The more I listen to him and the more I think about him, Van Morrison hasn't stood the test of time. His music is of a place and time that doesn't really translate now. His soul/folk hybrid sound is kind of hokey now and his Doors-esque stoner sexpot religion are kind of ridiculous.

An example: Noted baby boomer Tony Kornheiser (the man to whom I credit my entire journalism career [it's a long story]) used to use "Into the Mystic" as bumper music for his radio show often. As he'd come back from breaks, he once mentioned a near-perfect night for him: Listening to "Into the Mystic" in a dark room while drinking Johnny Walker Blue and eating cashews. TK's ridiculously devoted fanbase has even made a t-shirt design based on that segment.
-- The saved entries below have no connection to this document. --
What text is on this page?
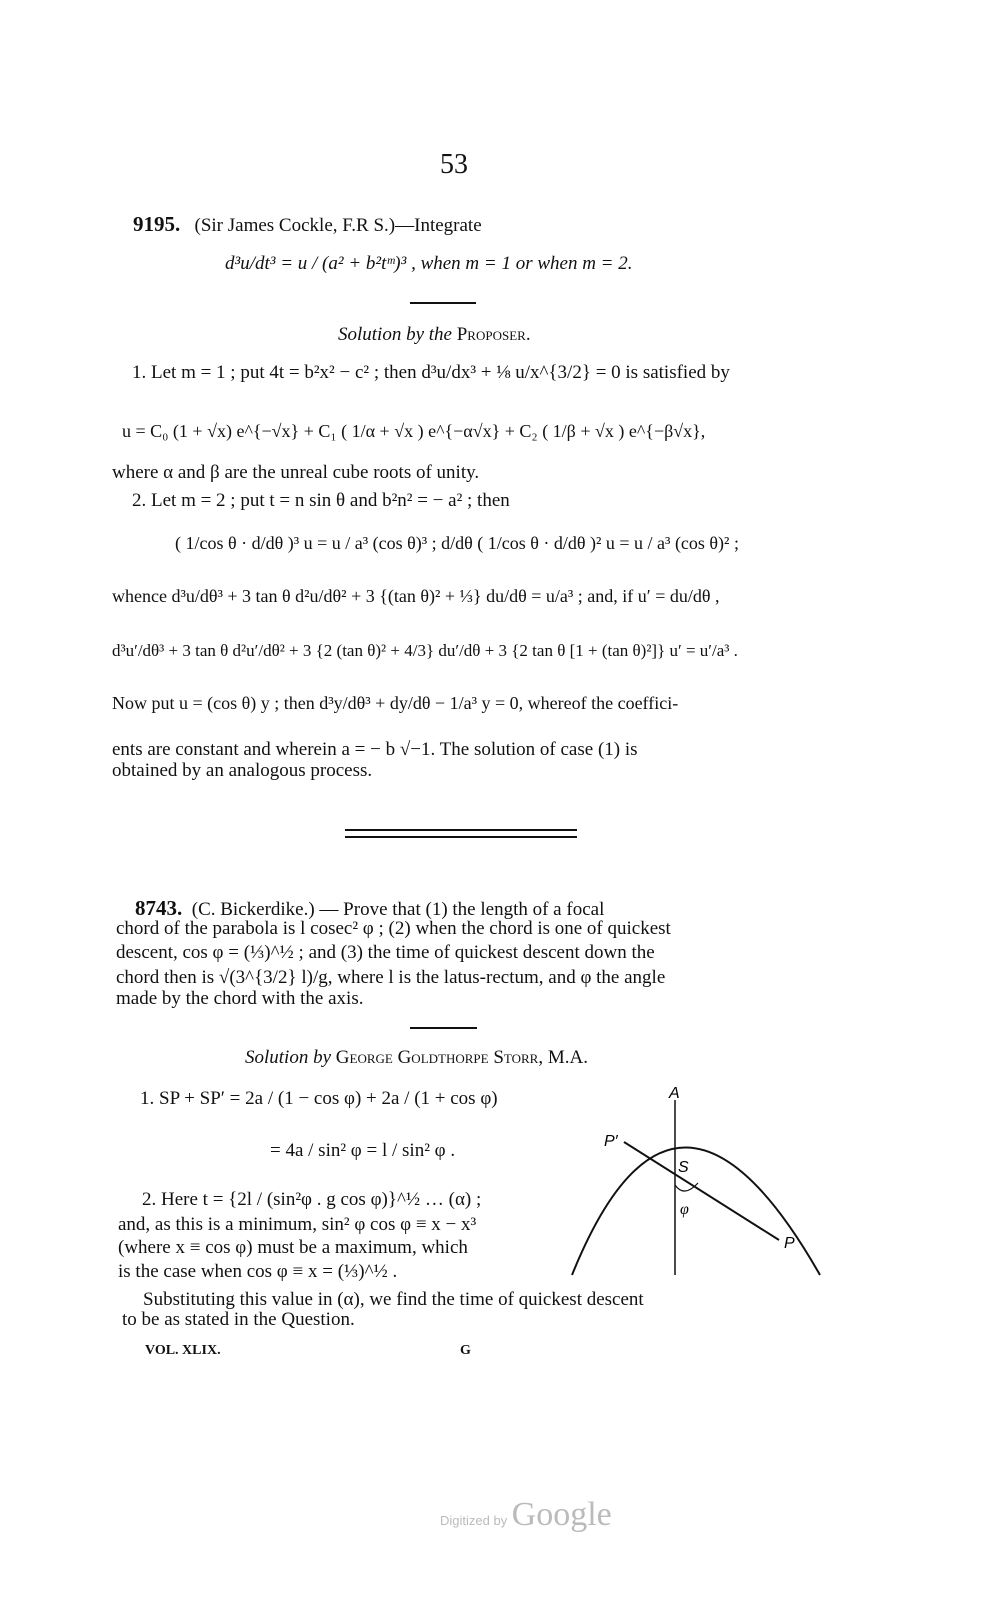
53
9195. (Sir James Cockle, F.R S.)—Integrate
d³u/dt³ = u / (a² + b²tᵐ)³ , when m = 1 or when m = 2.
Solution by the Proposer.
1. Let m = 1 ; put 4t = b²x² − c² ; then d³u/dx³ + ⅛ u/x^{3/2} = 0 is satisfied by
u = C₀ (1 + √x) e^{−√x} + C₁ ( 1/α + √x ) e^{−α√x} + C₂ ( 1/β + √x ) e^{−β√x},
where α and β are the unreal cube roots of unity.
2. Let m = 2 ; put t = n sin θ and b²n² = − a² ; then
( 1/cos θ · d/dθ )³ u = u / a³ (cos θ)³ ; d/dθ ( 1/cos θ · d/dθ )² u = u / a³ (cos θ)² ;
whence d³u/dθ³ + 3 tan θ d²u/dθ² + 3 {(tan θ)² + ⅓} du/dθ = u/a³ ; and, if u′ = du/dθ ,
d³u′/dθ³ + 3 tan θ d²u′/dθ² + 3 {2 (tan θ)² + 4/3} du′/dθ + 3 {2 tan θ [1 + (tan θ)²]} u′ = u′/a³ .
Now put u = (cos θ) y ; then d³y/dθ³ + dy/dθ − 1/a³ y = 0, whereof the coeffici-
ents are constant and wherein a = − b √−1. The solution of case (1) is
obtained by an analogous process.
8743. (C. Bickerdike.) — Prove that (1) the length of a focal
chord of the parabola is l cosec² φ ; (2) when the chord is one of quickest
descent, cos φ = (⅓)^½ ; and (3) the time of quickest descent down the
chord then is √(3^{3/2} l)/g, where l is the latus-rectum, and φ the angle
made by the chord with the axis.
Solution by George Goldthorpe Storr, M.A.
1. SP + SP′ = 2a / (1 − cos φ) + 2a / (1 + cos φ)
= 4a / sin² φ = l / sin² φ .
2. Here t = {2l / (sin²φ . g cos φ)}^½ … (α) ;
and, as this is a minimum, sin² φ cos φ ≡ x − x³
(where x ≡ cos φ) must be a maximum, which
is the case when cos φ ≡ x = (⅓)^½ .
Substituting this value in (α), we find the time of quickest descent
to be as stated in the Question.
A
P′
S
φ
P
VOL. XLIX.	G
Digitized by Google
But, as souful as "Into the Mystic" is (and it is), what is that song really about? Anything? Nothing? Something about a spiritual journey? Sex?

Certainly sex is a big part of the song. The "rock your gyspy soul" line is hokey as hell, though not subtle. And the final portion of the song is mostly Morrison screaming "It's too late to stop now" over and over.

In fact, I'd compare "Into the Mystic" to a movie I saw recently, "Live Free or Die Hard." It's fun while it's going on, but the more you analyze it, the more holes you find. The more I write about "Into the Mystic," the less I enjoy it.